I made that last one up. But seriously, there is a small language barrier that doesn't hinge on pronunciation (although Warren, an individual mentioned earlier, did pronounce Wifi as "wee-fee"). Luckily for us, we found all the items we needed at a store called Argos, which is essentially a catalogue store: in the store there are probably 40-50 catalogues, all identical, which people come and look through. The catalogues have every item (except food items) that you might find at a Walmart. All you do is write down the number of the item, take it to the "tiller" or the cashier, and if it's in stock they go and retrieve it from some invisible warehouse-like room where they keep everything in the catalogue. The area for customers is probably not much bigger than a store you might find in a mall. Argos' slogan is "Argos-it".

After all the cleaning and furnishing and getting settled, we're beginning to feel like we have a home here.
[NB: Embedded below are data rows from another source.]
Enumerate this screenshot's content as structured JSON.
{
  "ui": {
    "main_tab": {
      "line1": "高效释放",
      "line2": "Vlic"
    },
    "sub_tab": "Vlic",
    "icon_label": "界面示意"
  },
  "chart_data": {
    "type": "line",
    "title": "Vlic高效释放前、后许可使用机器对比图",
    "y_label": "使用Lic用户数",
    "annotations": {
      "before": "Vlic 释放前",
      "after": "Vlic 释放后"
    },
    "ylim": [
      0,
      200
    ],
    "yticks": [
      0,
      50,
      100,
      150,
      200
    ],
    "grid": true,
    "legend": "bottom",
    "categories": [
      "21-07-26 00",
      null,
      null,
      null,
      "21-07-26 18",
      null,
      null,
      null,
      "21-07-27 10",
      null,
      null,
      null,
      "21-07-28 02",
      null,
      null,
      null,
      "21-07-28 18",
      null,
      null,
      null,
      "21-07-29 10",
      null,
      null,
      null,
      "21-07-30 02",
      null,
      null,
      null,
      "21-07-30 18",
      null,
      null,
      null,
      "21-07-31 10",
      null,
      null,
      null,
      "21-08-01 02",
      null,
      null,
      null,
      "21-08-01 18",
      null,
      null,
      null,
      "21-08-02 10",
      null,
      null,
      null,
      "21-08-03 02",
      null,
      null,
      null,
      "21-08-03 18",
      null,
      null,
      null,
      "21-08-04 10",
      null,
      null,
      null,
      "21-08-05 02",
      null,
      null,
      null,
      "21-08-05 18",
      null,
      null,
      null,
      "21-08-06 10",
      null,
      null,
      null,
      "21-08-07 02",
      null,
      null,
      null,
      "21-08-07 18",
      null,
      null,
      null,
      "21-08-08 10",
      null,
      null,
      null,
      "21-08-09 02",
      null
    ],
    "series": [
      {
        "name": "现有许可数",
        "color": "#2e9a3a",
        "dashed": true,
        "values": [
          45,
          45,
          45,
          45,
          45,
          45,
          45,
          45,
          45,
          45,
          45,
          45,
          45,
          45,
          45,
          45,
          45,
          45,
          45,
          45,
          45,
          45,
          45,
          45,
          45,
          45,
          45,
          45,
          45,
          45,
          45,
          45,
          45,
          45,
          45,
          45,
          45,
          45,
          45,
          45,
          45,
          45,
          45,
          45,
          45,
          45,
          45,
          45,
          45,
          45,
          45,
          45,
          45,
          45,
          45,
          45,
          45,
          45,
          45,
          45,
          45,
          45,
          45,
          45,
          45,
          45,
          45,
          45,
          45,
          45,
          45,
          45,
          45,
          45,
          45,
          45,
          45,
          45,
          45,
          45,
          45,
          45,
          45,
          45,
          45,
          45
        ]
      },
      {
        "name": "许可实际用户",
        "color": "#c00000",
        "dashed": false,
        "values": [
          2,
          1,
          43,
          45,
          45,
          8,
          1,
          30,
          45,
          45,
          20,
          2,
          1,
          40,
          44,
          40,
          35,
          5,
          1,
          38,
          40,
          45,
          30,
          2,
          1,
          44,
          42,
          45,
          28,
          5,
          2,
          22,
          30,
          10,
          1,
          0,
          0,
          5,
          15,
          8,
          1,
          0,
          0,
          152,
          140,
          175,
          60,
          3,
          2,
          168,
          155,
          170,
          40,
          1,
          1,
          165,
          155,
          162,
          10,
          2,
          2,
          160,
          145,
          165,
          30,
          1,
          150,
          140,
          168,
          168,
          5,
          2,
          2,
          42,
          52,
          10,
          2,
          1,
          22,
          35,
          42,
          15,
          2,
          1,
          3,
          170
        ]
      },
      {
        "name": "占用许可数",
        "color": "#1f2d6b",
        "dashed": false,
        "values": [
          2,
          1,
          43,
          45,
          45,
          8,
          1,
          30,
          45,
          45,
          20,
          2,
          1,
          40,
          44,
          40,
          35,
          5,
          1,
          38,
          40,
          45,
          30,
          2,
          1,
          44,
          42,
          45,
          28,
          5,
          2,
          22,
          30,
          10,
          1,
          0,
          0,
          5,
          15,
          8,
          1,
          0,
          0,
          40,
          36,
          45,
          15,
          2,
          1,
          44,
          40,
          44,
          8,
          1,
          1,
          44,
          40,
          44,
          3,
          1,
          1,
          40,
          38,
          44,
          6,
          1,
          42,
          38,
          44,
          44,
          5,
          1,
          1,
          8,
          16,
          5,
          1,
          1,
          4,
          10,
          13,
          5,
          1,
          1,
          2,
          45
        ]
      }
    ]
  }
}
I've finished a week of class, and I feel confident that class is a whole separate sphere I will write about in the near future. Fortunately for me, my classes are peppered with interesting characters who I'm sure I can safely describe using pseudonyms. And fortunately for both Lauren and myself, we've met at least one couple who look to be a promising set of friends for the next 4 months, not to mention a number of individuals who we look forward to knowing more thoroughly. Of course, no one can replace the people we left behind at home, and by the time this is over we will be so ready for the incredibly lavish party that everyone will throw for us in honor of our homecoming.

This entry really being an effort to "catch-up," I hope the rest are more current and about more interesting things than the story of our arrival in London. As time passes I'm sure Lauren and I will entertain a wide range of thoughts, emotions and perceptions about this place and others that we visit, and if nothing else this blog will give them a place to be aired, much like the clothes hanging on our indoor airer.